Most of you know I'm an avid user of Facebook and Twitter. I've been active on Facebook for a few years, and on Twitter for just about a year. I consider both of them important parts of my online life, though originally, for different reasons. Now I find the two are merging for me.

From the beginning, Facebook was a place for me to keep in touch with new and old friends, and I've really enjoyed it. For the most part, I only "friended" people I knew and though sometimes that meant a person I only had the vaguest memory of from high school, it was important for me to keep it free from "clutter" by only accepting requests from people I had some familiarity with.

Twitter, on the other hand, began as a place where I created new relationships, mainly publishing and writing-related. It's worked beautifully–I've made so many new friends, acquaintances, and contacts, and I've learned so much about the industry. I've said this before, and I'll say it again–if you are in any sort of field where self-promotion and contacts are important, you gotta be on Twitter. Learn to use it and use it well, because it is your friend.

Because of the different uses I had for Facebook and Twitter, I expressed myself differently on each. On Facebook I tended to post more personal, random things, because the people there knew me. On Twitter, I tried to keep it more professional, sticking mostly to writing links and sharing information. 

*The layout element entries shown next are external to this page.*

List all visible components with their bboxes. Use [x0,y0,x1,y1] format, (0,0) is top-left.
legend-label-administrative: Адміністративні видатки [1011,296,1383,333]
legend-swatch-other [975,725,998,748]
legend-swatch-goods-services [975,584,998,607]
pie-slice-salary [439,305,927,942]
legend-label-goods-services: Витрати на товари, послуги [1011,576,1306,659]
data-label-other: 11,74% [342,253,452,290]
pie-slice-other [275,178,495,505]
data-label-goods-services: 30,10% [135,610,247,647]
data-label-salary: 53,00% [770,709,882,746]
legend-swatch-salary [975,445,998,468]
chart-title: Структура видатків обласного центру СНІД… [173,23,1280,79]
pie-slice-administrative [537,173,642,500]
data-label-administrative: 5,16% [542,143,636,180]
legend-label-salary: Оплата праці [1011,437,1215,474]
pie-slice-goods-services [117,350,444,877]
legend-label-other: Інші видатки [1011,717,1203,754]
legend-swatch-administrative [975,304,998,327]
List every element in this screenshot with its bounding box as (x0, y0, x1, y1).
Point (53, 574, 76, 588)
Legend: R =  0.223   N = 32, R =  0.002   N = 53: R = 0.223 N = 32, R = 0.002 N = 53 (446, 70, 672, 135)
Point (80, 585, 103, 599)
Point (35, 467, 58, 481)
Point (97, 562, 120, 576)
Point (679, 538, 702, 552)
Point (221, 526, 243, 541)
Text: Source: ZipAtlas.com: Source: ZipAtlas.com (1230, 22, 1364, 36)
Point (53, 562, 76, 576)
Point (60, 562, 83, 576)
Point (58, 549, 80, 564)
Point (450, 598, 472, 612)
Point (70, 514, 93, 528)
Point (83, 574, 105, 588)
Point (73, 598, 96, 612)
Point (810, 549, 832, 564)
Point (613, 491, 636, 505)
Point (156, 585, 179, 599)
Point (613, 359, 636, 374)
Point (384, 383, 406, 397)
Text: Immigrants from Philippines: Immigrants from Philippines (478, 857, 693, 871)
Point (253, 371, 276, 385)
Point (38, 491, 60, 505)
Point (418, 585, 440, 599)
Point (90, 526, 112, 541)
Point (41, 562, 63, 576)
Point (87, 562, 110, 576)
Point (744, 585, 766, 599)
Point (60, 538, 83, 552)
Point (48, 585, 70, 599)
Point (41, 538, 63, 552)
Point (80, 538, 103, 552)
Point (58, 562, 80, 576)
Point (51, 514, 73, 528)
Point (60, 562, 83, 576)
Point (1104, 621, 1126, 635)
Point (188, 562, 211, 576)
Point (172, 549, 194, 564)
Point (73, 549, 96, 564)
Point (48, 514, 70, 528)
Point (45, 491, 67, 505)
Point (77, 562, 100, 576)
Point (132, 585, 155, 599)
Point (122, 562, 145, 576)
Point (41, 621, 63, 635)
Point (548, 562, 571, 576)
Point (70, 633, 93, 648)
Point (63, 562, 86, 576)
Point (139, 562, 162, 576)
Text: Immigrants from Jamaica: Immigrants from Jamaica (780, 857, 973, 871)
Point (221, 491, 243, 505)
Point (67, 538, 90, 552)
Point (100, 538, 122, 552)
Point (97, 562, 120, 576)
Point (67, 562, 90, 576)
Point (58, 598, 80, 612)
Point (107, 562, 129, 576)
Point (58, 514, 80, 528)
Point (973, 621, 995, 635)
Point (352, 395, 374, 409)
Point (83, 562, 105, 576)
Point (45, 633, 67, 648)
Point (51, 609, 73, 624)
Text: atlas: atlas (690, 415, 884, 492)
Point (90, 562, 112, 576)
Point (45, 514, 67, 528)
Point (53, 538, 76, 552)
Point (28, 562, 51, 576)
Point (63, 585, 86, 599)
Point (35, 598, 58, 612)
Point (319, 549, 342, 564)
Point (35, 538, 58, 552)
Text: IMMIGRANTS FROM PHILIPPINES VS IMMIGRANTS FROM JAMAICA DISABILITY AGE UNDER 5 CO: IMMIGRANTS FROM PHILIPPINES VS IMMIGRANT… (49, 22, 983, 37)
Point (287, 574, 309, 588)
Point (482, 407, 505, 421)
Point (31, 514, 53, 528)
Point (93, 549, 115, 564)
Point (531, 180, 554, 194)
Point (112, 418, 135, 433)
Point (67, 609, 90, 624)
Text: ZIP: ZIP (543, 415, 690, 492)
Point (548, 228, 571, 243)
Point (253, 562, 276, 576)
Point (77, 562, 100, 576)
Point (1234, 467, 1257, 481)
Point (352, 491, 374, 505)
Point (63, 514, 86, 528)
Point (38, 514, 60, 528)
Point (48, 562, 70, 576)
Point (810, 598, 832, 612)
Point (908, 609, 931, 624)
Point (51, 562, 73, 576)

But after a year of creating relationships on Twitter, many of whom I've now met face-to-face or at least had conversations with, my Twitter world has intertwined with my Facebook world.  

You know what? I like it. It means the business contacts I've made on Twitter have become more personal–certainly not the same as the ones I've had for years–but I count several among my friends now. And to me, that's what social media is about: creating authentic, mutually beneficial, and yes, personal, relationships.

The only downside I can think of is that I'm a lot more careful now about what I post on Facebook. The merging relationships on Twitter and Facebook mean Holly West, writer, and Holly West, joe-schmoe, are the same and one represents the other. So although I still post a some random stuff on both sites, I'm at least cognizant of the fact that I am, hopefully, creating an audience, and that what I say, whether good or bad, has repercussions.